Les travaux à domicile se heurtent généralement à des délais trop long, à la difficulté de trouver un professionnel qualifié & sérieux qui acceptera de venir même pour de petites prestations mais surtout sont synonymes d’arnaques en tout genre.

Hellocasa a été créée pour accompagner et simplifier les travaux de chacun. À la clé, un interlocuteur unique, des prestations en forfaits et des professionnels sélectionnés avec dans tous les corps de métier.

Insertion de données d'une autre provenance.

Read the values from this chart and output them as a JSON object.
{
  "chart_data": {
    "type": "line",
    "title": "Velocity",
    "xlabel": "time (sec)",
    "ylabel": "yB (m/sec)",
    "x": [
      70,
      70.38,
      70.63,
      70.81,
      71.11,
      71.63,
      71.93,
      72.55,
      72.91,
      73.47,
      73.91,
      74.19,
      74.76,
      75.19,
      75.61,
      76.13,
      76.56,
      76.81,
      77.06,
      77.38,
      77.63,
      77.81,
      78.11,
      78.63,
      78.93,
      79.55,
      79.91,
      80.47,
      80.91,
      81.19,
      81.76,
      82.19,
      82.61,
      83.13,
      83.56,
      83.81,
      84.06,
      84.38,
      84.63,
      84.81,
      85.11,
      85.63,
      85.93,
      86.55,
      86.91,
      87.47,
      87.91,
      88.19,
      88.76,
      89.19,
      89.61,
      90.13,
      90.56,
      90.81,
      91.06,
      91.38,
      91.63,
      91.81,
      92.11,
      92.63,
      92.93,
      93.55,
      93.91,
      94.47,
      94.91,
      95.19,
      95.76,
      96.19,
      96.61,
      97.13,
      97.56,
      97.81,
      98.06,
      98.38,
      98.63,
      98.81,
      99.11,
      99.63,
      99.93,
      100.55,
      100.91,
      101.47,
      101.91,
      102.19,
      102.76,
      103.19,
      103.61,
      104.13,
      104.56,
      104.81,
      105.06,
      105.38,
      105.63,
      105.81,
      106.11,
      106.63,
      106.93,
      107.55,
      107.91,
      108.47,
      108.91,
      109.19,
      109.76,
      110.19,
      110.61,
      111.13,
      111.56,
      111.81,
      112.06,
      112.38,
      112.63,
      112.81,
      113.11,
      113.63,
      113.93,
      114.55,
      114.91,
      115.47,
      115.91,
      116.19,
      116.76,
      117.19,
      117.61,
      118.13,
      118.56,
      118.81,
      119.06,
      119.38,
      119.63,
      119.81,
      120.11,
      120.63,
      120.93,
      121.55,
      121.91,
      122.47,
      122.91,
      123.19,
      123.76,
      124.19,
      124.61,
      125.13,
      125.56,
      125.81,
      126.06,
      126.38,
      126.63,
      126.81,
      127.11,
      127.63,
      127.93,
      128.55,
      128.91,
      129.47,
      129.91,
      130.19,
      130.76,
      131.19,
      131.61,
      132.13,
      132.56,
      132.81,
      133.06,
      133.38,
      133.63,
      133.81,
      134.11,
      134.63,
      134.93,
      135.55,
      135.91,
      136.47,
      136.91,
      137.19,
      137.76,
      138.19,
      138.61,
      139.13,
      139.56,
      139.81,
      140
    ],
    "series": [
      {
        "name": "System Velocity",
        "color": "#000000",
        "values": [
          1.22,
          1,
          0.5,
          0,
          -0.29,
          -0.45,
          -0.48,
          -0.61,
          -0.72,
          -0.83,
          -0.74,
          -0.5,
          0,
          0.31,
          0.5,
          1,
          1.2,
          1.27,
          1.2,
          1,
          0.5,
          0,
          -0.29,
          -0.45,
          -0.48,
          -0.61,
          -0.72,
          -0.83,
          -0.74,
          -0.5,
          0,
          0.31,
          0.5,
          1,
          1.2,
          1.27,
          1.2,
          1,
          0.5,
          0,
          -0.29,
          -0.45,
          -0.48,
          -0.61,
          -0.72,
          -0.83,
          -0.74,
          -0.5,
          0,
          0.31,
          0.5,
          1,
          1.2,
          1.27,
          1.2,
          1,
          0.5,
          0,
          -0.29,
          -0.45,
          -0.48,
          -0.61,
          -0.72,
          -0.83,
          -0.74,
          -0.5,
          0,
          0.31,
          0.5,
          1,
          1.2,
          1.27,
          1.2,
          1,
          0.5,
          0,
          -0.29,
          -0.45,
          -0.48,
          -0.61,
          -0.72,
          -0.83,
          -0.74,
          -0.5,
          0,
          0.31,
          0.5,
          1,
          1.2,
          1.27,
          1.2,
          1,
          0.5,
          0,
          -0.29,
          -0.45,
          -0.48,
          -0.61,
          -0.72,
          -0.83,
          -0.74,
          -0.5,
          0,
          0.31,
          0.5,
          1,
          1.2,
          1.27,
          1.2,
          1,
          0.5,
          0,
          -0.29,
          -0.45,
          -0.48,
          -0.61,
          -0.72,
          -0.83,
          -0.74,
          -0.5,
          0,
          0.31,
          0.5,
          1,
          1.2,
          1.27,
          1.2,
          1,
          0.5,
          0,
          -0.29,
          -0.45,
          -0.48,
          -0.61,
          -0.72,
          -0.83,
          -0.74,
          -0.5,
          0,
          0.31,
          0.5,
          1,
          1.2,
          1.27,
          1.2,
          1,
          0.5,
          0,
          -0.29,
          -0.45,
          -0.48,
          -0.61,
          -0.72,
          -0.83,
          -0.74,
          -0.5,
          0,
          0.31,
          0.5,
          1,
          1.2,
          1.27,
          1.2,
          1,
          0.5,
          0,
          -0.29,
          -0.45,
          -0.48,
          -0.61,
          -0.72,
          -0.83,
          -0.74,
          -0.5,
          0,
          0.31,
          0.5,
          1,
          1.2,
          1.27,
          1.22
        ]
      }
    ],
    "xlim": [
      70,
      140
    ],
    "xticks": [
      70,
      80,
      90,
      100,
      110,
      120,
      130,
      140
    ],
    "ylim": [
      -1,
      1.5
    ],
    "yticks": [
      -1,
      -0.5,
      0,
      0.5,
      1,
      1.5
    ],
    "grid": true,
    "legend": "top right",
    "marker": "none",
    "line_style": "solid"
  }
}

Depuis le site ou l’application, le propriétaire peut demander à distance l’intervention d’un pro dans une de ses propriétés pour tous types de travaux. Le client doit choisir le(s) type(s) de travaux à opérer et les créneaux de son locataire.

Au moment de la commande en ligne ou via l’application, Hellocasa communique le tarif forfaitaire correspondant et affiché en toute transparence. La startup sélectionne le meilleur pro pour effectuer la prestation chez le particulier à l’heure qu’il a choisi.

Le client-propriétaire reçoit un mail à chaque étape de sa prestation pour suivre en temps réel et en toute confiance l’intervention.